Similarly in stock markets, people have a propensity to buy stocks following someone else’s lead. If Soros picks up a lot of stock in a particular company, people trust that and buy stock themselves, giving himself a short-term boost in the manner of a self-fulfilling prophecy. If Buffet sees this behavior and owns some of that stock himself, he can note that Soros’ information is overweighted in the market, causing a jump in stock price despite no underlying change in the stock’s business itself. By riding this wave and selling at the peak of it, watching the behavior of investors deemed trustworthy (especially big ones like Soros and Buffet) and bidding opposite to them (after a short delay to allow their effects to be felt first - for example, buying a stock newly cheapened after Buffet and followers unload it) is a way to, counter to strict EMH, consistently outperform the market.

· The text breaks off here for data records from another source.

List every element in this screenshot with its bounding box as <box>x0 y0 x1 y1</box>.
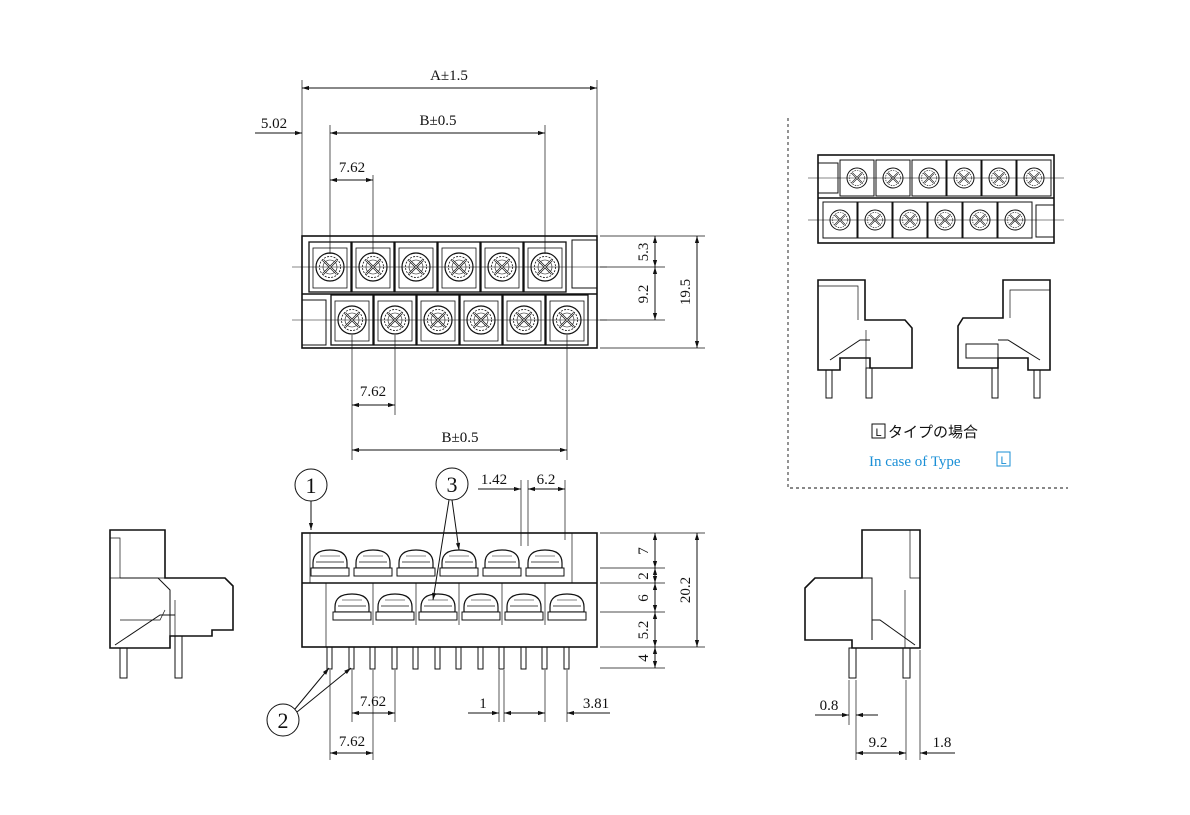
dim-62-label: 6.2 <box>537 472 556 488</box>
dim-a-label: A±1.5 <box>430 68 468 84</box>
callout-3-label: 3 <box>447 472 458 497</box>
front-view: 1 2 3 1.42 6.2 7 <box>266 467 705 760</box>
front-pins <box>326 646 570 670</box>
dim-142-label: 1.42 <box>481 472 507 488</box>
type-l-jp-caption: タイプの場合 <box>888 423 978 441</box>
dim-202-label: 20.2 <box>678 577 694 603</box>
pitch-bottom-label: 7.62 <box>360 384 386 400</box>
pin-pitch-lower-label: 7.62 <box>339 734 365 750</box>
dim-18-label: 1.8 <box>933 735 952 751</box>
callout-2-label: 2 <box>278 708 289 733</box>
dim-6-label: 6 <box>636 594 652 602</box>
type-l-jp-box <box>871 423 886 439</box>
type-l-jp-box-letter: L <box>875 427 881 439</box>
right-side-view: 0.8 9.2 1.8 <box>804 529 955 760</box>
dim-52-label: 5.2 <box>636 621 652 640</box>
type-l-en-box-letter: L <box>1000 455 1006 467</box>
dim-08-label: 0.8 <box>820 698 839 714</box>
type-l-en-box <box>996 451 1011 467</box>
callout-2-circle <box>266 703 300 737</box>
callout-1-label: 1 <box>306 473 317 498</box>
pitch-top-label: 7.62 <box>339 160 365 176</box>
type-l-en-caption: In case of Type <box>869 454 961 470</box>
front-view-body <box>301 532 598 648</box>
dim-7-label: 7 <box>636 547 652 555</box>
height-92-label: 9.2 <box>636 285 652 304</box>
height-53-label: 5.3 <box>636 243 652 262</box>
dim-381-label: 3.81 <box>583 696 609 712</box>
dim-offset-label: 5.02 <box>261 116 287 132</box>
dim-2-label: 2 <box>636 572 652 580</box>
height-195-label: 19.5 <box>678 279 694 305</box>
type-l-panel: L タイプの場合 In case of Type L <box>787 118 1068 489</box>
top-view: A±1.5 5.02 B±0.5 7.62 7.62 B±0.5 5.3 9.2… <box>255 68 705 460</box>
dim-4-label: 4 <box>636 654 652 662</box>
dim-92-label: 9.2 <box>869 735 888 751</box>
dim-1-label: 1 <box>479 696 487 712</box>
dim-b-top-label: B±0.5 <box>420 113 457 129</box>
type-l-left-side-view <box>817 279 913 399</box>
type-l-right-side-view <box>957 279 1051 399</box>
left-side-view <box>109 529 234 679</box>
dim-b-bottom-label: B±0.5 <box>442 430 479 446</box>
type-l-top-view <box>808 154 1064 244</box>
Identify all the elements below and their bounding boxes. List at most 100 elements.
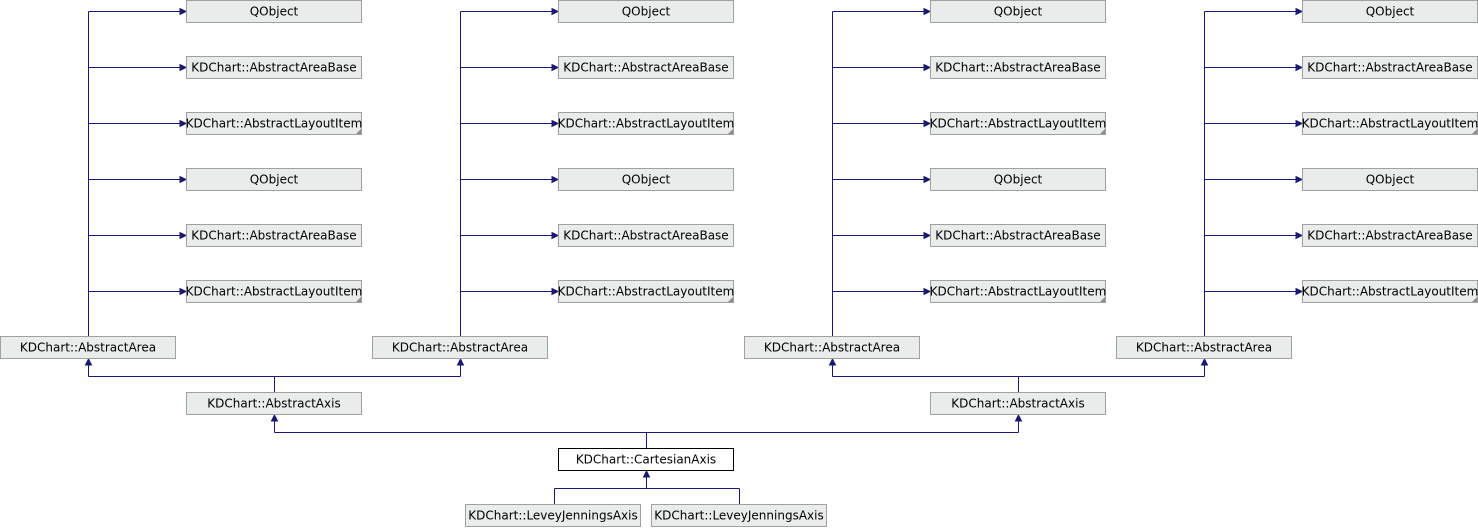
arrow-head [179, 7, 188, 16]
class-node-qobject[interactable]: QObject [186, 0, 362, 23]
arrow-head [923, 7, 932, 16]
class-box [930, 168, 1106, 191]
class-box [558, 112, 734, 135]
class-box [372, 336, 548, 359]
class-label: QObject [250, 173, 299, 187]
class-box [1116, 336, 1292, 359]
class-node-qobject[interactable]: QObject [558, 168, 734, 191]
class-box [186, 224, 362, 247]
class-label: KDChart::AbstractLayoutItem [558, 117, 735, 131]
class-box [558, 56, 734, 79]
arrow-head [179, 175, 188, 184]
arrow-head [1295, 7, 1304, 16]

In the case of the horse betting example, the reaction of the informed would be quick enough that they would trade their bets and shortly balance out the discrepancy, making the market effectively efficient for all but the quickest and most observant. But that requires that there be quick and observant people that benefit from this. Furthermore, the ability of one in a stock market to reap the returns on his investment by selling at any point he chooses makes it possible for the quick and observant to ride these waves, rather than waiting for the final result and payout, by which time the market will have corrected itself. If there were a substantial secondary market for bets - meaning bets could be bought and sold from peers based on the current odds, with the expectation of a payout on the order of those current odds before they level out - then one could conceivably make a consistent profit on the horse racing tracks just as in the markets by riding waves of misweighted information.

The catch is, of course, that if everyone catches onto this technique, there is no more trust as a heuristic - nobody follows anyone else’s stock picks - so all information is weighted equally, and EMH really holds true in its purest form. Conversely if everyone trusted the market and resigned themselves to matching its growth by investing in index funds, the market wouldn’t have any information to reflect. Stock prices are set by the people who trade, which according to EMH is suboptimal behavior. This is the irony of EMH: it doesn’t hold true unless no one believes in it - and acceptance of it invalidates it.